Foundation CAN LM: A Pretrained Language Model For Automotive CAN Data
Akiharu Esashi, Pawissanutt Lertpongrujikorn, Justin Makino, Yuibi Fujimoto, Mohsen Amini Salehi
TL;DR
The paper addresses fragmentation in CAN-based automotive AI by proposing a foundation model that learns general representations from decoded CAN signals. It introduces a unified tokenization scheme for mixed discrete-continuous CAN signals and trains a BERT-like encoder with MLM on unlabeled data (~10k vehicles, 9 days used for training, 44 features, 1 Hz, 10-second windows). The pretrained backbone is then fine-tuned on two heterogeneous downstream tasks—binary collision detection and multi-class point-of-impact location—demonstrating cross-task generalization and competitive performance against task-specific baselines. Ablation and limitations reveal that capacity gains alone do not fix rare-event discrimination and highlight the benefits of longer temporal context and more diverse corpora for robust automotive intelligence.
Abstract
The Controller Area Network (CAN) bus provides a rich source of vehicular signals increasingly leveraged for applications in automotive and auto insurance domains, including collision detection, predictive maintenance, and driver risk modeling. Despite this potential, existing pipelines largely train isolated task-specific models on raw CAN data, with only limited efforts exploring decoded signals. Such fragmentation prevents shared representation learning and limits cross-task generalization. By contrast, natural language processing (NLP) and computer vision (CV) have been transformed by the foundation model paradigm: large-scale pretraining followed by task-specific adaptation. In this work, we introduce the foundation CAN model that demonstrates multi-objective downstream generalization using a single pretrained backbone.

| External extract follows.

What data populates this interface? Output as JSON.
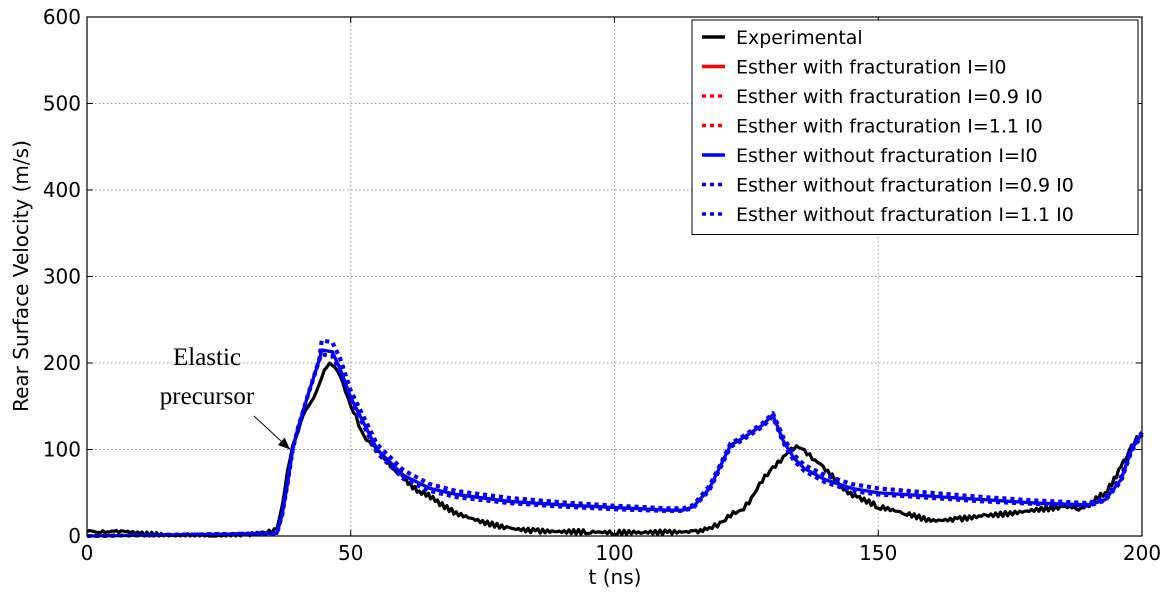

Our approach treats CAN data as a language: we pretrain on large-scale, unlabeled decoded CAN signals and fine-tune across heterogeneous auto insurance tasks. To enable this, we propose a unified tokenization scheme for mixed discrete-continuous signals and address challenges of temporal complexity and trip-specific variability. Our results show that one pretrained CAN model can adapt effectively to diverse predictive tasks, validating that the foundation modeling paradigm, proven in NLP and CV, also holds for CAN data. This establishes a new direction for generalizable representation learning in automotive AI.